The most merciful thing in the world, I think, is the inability of the human mind to correlate all its contents. We live on a placid island of ignorance in the midst of black seas of infinity, and it was not meant that we should voyage far. The sciences, each straining in its own direction, have hitherto harmed us little; but some day the piecing together of dissociated knowledge will open up such terrifying vistas of reality, and of our frightful position therein, that we shall either go mad from the revelation or flee from the deadly light into the peace and safety of a new dark age.
The opening to Lovecraft’s The Call of Cthulhu.
In the Mouth of Madness gives a new spin to all of that. It’s not just the world at stake, but reality itself. The protagonist will have to face an Evil Genius that shapes existence with his stories. Or maybe not, since the doubt about whether he has fallen into the mouth of madness or not is the backbone of all tension. The editing maximizes such ambiguity, by shaping the narrative in a Möbius’-Strip-like structure that almost foresees the later movies by David Lynch.
“This is not the ending, you haven’t read it yet.”
By adapting Cosmic Horror to meta-narrative, the film builds a monument, however pessimistic, to the power of storytelling. It warns against the everlasting risk of propaganda, whether political, corporate, or religious. Conversely, when put in the context of Carpenter’s entire filmography, In the Mouth of Madness can be seen as a storyteller’s testament.

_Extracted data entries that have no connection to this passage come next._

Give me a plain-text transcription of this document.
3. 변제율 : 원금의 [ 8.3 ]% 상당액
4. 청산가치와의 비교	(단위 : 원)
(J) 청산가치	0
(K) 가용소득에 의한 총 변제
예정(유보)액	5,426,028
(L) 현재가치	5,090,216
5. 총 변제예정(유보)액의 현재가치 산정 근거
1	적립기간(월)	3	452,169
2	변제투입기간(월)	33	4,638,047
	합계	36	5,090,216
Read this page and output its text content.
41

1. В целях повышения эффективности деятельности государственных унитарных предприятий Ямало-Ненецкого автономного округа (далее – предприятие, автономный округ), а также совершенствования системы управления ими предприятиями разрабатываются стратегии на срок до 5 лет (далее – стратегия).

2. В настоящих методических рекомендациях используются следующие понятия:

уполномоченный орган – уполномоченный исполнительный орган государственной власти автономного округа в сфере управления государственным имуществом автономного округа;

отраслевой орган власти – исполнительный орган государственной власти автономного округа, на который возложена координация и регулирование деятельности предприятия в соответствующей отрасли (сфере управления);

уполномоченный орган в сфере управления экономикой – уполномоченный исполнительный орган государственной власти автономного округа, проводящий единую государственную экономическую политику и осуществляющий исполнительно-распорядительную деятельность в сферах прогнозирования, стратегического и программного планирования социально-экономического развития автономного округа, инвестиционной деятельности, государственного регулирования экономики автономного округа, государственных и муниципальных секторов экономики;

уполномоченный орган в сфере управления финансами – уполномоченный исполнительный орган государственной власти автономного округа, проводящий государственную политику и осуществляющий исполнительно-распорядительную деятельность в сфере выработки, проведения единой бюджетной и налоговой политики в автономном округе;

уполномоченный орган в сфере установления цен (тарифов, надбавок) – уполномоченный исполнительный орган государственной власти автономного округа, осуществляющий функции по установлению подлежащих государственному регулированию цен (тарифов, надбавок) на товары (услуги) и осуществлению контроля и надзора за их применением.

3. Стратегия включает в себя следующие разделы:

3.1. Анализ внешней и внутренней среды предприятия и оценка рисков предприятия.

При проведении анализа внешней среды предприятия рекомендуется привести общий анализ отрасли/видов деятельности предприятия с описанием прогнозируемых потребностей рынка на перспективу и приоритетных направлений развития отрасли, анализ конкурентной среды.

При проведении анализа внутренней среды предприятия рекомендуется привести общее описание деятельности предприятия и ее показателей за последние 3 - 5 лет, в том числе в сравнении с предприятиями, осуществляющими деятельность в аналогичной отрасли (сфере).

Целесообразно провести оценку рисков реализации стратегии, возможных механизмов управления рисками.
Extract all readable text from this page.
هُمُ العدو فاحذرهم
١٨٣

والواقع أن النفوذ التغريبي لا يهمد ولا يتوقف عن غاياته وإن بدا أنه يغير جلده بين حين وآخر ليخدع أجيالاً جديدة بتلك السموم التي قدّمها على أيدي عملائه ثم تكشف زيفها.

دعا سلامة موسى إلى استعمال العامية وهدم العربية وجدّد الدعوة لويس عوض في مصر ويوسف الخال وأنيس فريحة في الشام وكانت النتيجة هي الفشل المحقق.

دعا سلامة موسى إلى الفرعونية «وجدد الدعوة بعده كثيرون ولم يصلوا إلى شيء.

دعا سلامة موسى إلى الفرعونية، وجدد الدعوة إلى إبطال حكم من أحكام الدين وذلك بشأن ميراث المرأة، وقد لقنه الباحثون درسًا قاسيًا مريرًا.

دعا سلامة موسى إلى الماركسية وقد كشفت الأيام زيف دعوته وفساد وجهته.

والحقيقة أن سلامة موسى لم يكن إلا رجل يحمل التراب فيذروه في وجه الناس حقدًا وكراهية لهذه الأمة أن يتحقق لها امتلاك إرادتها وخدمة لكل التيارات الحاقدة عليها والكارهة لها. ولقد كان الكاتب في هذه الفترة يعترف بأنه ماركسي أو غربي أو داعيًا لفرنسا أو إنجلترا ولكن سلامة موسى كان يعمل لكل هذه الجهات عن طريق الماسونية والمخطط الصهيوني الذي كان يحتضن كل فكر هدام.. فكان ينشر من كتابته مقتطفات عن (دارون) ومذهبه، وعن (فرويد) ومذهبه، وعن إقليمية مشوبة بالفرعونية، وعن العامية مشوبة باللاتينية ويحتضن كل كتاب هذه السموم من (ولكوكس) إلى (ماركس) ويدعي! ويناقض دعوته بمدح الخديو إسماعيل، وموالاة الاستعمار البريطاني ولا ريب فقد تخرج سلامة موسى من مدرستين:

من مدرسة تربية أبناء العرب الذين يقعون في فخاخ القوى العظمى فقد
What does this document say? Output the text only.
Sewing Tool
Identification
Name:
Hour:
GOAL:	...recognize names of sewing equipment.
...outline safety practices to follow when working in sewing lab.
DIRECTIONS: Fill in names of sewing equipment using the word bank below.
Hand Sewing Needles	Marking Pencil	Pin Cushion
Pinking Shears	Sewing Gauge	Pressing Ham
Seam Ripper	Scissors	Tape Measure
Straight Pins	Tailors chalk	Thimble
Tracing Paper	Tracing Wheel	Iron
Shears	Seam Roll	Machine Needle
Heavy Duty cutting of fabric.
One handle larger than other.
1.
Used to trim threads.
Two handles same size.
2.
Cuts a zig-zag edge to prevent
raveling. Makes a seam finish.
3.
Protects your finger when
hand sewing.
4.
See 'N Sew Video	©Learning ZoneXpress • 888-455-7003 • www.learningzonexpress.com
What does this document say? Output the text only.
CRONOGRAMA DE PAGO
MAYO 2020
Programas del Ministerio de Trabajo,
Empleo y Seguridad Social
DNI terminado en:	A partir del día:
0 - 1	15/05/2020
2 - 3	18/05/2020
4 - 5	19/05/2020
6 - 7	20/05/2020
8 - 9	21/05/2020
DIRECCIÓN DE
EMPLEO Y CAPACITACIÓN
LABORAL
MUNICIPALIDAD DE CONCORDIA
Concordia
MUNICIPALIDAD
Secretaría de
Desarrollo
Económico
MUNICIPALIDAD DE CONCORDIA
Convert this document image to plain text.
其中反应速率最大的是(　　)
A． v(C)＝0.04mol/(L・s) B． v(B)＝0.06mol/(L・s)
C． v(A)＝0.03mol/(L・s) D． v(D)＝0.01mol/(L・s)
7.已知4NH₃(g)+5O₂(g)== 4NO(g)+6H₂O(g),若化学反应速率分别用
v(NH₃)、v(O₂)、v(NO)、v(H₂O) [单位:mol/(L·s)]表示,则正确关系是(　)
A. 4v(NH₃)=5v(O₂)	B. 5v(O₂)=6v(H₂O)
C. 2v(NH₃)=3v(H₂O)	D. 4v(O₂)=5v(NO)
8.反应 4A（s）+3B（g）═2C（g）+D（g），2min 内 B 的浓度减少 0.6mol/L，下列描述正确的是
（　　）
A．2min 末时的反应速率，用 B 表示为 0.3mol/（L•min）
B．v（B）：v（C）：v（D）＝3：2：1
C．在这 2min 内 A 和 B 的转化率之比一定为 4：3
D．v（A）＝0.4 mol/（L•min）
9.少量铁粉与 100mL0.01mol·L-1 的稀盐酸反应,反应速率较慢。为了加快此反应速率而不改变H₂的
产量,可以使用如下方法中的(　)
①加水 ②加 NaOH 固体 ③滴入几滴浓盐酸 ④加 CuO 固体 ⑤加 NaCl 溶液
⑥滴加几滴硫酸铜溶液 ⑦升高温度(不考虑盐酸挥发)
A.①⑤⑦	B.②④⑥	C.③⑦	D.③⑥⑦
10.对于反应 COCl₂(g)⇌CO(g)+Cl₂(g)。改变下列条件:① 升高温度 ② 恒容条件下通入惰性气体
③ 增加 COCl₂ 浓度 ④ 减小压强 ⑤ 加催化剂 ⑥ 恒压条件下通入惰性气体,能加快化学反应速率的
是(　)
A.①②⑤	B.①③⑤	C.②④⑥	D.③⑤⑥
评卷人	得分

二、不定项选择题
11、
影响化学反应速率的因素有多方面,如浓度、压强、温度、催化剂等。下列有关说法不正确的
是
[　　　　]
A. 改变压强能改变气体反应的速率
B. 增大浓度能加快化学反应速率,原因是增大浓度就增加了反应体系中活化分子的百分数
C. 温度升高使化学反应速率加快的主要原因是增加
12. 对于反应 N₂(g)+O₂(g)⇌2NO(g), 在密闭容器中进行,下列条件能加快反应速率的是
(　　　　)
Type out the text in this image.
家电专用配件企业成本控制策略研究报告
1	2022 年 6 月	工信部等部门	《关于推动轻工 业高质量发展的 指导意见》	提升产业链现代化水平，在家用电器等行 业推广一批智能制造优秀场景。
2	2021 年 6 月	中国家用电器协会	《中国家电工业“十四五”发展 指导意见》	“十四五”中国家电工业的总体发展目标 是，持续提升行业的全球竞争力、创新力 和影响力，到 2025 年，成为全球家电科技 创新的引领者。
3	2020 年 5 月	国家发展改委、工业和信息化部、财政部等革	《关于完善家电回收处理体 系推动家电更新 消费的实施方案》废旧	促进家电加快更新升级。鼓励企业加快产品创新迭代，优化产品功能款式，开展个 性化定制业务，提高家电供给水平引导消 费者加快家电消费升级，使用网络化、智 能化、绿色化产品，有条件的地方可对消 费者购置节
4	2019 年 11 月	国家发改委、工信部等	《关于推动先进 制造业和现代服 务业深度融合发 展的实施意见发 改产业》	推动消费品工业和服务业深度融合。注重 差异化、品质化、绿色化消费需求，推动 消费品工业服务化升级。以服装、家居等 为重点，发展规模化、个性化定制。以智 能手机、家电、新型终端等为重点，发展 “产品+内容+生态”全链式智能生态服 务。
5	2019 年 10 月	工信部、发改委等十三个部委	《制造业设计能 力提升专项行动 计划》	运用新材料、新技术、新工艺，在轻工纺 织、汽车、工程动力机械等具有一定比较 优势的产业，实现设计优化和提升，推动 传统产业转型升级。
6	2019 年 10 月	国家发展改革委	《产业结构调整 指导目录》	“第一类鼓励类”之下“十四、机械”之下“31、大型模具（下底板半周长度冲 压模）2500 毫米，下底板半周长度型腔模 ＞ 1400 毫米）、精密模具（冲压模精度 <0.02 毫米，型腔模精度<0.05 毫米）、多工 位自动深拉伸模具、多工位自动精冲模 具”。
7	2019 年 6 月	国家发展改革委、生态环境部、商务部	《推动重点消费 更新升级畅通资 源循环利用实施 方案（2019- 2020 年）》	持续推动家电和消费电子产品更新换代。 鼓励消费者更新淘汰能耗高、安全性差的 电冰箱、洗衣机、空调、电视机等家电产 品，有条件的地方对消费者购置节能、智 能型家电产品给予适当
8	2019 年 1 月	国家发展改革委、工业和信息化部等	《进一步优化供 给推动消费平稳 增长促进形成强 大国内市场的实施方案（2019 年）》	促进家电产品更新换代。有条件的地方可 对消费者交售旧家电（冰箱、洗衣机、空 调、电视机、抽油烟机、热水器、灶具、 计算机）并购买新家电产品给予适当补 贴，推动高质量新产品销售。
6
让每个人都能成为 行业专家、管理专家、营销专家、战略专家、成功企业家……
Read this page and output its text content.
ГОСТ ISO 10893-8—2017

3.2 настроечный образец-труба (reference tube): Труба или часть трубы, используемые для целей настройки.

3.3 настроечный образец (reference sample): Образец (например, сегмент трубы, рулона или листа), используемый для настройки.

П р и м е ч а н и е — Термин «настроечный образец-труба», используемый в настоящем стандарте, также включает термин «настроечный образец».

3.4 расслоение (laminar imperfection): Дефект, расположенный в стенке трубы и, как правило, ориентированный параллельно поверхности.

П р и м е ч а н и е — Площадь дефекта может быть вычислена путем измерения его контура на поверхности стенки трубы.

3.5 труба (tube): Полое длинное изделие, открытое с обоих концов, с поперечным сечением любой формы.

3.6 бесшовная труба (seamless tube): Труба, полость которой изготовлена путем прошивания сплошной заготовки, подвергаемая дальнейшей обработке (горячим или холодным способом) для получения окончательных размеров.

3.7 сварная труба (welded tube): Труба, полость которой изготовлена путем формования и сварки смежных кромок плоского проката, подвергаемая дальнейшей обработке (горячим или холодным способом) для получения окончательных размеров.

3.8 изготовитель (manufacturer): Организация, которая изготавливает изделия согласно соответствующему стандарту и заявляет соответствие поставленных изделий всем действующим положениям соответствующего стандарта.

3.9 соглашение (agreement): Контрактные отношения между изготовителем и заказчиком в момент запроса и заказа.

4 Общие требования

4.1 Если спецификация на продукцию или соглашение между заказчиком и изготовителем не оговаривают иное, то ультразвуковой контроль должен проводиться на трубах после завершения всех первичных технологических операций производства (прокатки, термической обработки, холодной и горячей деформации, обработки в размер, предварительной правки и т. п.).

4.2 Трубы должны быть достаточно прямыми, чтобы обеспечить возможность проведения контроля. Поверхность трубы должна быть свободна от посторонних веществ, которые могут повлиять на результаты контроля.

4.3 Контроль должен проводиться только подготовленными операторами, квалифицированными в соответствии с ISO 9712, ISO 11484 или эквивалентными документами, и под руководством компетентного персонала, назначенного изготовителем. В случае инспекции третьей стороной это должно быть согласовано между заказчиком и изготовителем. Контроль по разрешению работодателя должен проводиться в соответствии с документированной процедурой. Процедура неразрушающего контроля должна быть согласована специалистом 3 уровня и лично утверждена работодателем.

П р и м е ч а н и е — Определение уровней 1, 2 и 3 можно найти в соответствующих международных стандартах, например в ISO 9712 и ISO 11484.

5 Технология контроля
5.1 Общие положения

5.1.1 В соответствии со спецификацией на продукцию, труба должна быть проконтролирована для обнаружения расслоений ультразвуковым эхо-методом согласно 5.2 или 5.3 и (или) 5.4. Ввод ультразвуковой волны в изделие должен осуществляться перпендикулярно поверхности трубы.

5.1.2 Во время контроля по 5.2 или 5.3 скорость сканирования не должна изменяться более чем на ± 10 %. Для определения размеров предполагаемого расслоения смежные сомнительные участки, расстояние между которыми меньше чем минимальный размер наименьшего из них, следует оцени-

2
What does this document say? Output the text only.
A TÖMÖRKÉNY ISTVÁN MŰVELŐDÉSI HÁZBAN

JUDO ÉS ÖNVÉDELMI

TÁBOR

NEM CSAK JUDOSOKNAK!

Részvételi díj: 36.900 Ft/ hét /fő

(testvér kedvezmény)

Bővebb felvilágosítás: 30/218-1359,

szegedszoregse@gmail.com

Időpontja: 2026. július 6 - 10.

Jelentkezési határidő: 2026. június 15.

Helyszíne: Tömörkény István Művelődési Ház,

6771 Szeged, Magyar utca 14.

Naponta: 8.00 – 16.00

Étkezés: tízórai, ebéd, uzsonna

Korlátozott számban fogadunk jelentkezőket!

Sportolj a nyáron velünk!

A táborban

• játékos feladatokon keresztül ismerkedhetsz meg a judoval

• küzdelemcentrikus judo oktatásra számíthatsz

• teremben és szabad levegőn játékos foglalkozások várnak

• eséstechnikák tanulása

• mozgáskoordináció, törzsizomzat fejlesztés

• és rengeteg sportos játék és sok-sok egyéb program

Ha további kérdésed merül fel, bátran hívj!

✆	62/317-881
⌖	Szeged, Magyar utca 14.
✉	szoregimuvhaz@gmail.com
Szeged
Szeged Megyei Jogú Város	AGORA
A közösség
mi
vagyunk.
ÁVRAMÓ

The director’s body of work is based on the awareness of such narrative power. Stories can vivisect contemporary society. They can give a take on timeless queries. They can manipulate reality or try to see through it (as his other programmatic film They Live [1988] shows), however unpleasant that may be.
Carpenter’s horrors scare also because they refuse to reassure the viewers, and they last because they urge them to act. The rolling credits are not the ending. The real climax lies in what the viewer will do afterward.